Club conferences are a vibrant part of the student life ecosystem at HBS. Over 25 conferences are held each year on topics ranging from finance to entrepreneurship, and some of the most well-known conferences include the Africa Business Conference, the Dynamic Women in Business Conference, and the Social Enterprise Conference.

Last year, Eddie Coates (MBA 2016) managed the Real Estate Club’s Real Estate Weekend. We recently caught up with Eddie to find out what prospective students should know about conferences at HBS. Here’s what he had to say.

1.      HBS conferences are run by MBA students

The conferences at HBS are entirely student-organized and there are a lot of them.  An outsider attending one of the conferences would probably think that a full-time staff organized the event, but I can assure readers that students do everything from recruiting the speakers to raising sponsorships to stuffing name tags in badges. 

2.      Conferences take place throughout the school year

Conferences begin within the first month of the fall semester with the final conference taking place about a month before finals. 

3.      Visitors (including prospective students!) are welcome at conferences

The attendee base is diverse and includes HBS and other Harvard graduate school students, visitors from other MBA programs, local professionals, and industry academics.

If you have the ability to schedule a campus visit on a date that is adjacent to a conference in which you’re interested, do it!  Prospective applicants are absolutely welcome and this is a great way to meet current HBS students and potentially learn more about a specific industry.

4.      On campus clubs spearhead conference planning

Before starting my RC year, I decided to target the Real Estate Club as the professional organization in which I was going to invest significant time and effort.  I meshed well with the Club’s leadership and they were naïve kind enough to ask me to co-chair the 2015 conference alongside a student from the Graduate School of Design and another HBS student. 

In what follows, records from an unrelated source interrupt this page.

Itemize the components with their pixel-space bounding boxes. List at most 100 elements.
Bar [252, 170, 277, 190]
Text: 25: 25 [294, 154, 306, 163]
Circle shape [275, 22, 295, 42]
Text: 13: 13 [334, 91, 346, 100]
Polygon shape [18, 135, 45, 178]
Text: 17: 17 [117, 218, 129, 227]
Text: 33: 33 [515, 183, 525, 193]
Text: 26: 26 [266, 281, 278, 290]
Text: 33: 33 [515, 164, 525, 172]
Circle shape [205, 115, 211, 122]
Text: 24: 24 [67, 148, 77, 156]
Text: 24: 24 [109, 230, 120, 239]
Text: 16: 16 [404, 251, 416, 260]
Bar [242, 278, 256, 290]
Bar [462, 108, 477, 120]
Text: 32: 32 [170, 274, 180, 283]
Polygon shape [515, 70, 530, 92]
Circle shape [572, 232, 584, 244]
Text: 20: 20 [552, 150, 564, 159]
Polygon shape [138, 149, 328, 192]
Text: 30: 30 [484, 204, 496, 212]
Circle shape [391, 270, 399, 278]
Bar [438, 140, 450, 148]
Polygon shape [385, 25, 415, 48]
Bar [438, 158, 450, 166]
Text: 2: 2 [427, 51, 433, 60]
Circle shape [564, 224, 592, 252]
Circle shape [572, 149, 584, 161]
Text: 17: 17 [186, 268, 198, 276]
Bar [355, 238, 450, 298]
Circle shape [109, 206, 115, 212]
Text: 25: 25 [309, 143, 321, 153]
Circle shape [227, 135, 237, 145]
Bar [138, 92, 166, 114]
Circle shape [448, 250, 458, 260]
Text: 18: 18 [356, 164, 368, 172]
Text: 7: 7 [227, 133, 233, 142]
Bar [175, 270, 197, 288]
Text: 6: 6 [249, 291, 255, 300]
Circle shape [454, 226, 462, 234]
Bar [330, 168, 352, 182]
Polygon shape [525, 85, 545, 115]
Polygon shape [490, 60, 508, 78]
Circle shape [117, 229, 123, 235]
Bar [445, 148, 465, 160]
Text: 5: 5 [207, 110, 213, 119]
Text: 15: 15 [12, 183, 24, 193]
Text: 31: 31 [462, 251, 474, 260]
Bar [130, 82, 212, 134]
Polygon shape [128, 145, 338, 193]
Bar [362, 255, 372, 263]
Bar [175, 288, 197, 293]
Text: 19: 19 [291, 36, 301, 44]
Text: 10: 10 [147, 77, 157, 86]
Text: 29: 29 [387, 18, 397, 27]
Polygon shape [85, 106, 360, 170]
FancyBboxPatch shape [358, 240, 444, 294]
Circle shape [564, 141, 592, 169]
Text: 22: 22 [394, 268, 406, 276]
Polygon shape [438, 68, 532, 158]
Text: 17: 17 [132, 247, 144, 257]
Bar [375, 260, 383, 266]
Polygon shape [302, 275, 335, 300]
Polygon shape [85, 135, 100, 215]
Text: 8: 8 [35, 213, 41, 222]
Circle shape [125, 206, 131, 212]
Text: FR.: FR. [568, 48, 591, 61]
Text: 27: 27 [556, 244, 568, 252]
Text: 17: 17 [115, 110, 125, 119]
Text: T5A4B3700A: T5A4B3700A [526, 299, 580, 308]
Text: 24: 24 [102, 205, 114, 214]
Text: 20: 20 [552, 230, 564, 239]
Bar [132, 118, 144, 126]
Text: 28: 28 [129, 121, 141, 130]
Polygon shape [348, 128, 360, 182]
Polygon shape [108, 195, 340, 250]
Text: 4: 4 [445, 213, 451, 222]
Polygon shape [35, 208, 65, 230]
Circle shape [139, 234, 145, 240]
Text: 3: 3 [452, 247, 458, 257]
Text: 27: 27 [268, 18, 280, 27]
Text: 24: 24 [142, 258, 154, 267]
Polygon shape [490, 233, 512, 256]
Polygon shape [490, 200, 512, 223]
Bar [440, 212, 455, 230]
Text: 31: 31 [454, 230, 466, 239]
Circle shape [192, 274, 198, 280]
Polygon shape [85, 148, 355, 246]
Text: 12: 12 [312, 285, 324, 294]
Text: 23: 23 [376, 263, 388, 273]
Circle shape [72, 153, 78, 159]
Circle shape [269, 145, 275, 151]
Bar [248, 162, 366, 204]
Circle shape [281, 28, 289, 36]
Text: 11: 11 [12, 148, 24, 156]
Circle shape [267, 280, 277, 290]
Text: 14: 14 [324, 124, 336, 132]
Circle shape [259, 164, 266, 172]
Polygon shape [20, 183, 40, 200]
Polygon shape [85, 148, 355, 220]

They helped us recruit a conference team of 5-6 additional students and we were off to the races!  I knew it would take a lot of effort to continue the conference’s legacy, but it’s much less daunting when you’re surrounded by such capable, creative people.  We quickly determined what aspects of the conference each team member would oversee and went to work (I took on programming and operations).

5.      Planning a conference can be a challenging and rewarding experience

I had been involved in organizing conferences and events before, but the experience was totally different due to the fact that the team was comprised of Harvard students.  Like many who come to HBS, I had never been surrounded by such high performers.  This reality didn’t necessarily surprise me, but I was blown away again and again by the creativity and efficiency of the team. The biggest challenge our team faced was deciding when to stop adding additional components and begin executing.  Enthusiasm is an amazing thing, but can also lead to scope creep if you don’t harness it properly.

Organizing the conference was one of the highlights of my RC year.  I made so many valuable connections with other students who are passionate about real estate as well as important professionals.  One’s time is scarce and precious at HBS, but some commitments are worth the added work.  I see many peers shy away from taking on leadership roles within student clubs or student conferences because of the implied time commitment.  I think this is a mistake.  If you’re passionate about a specific topic or industry that is covered by a conference, do yourself a favor and go all-in.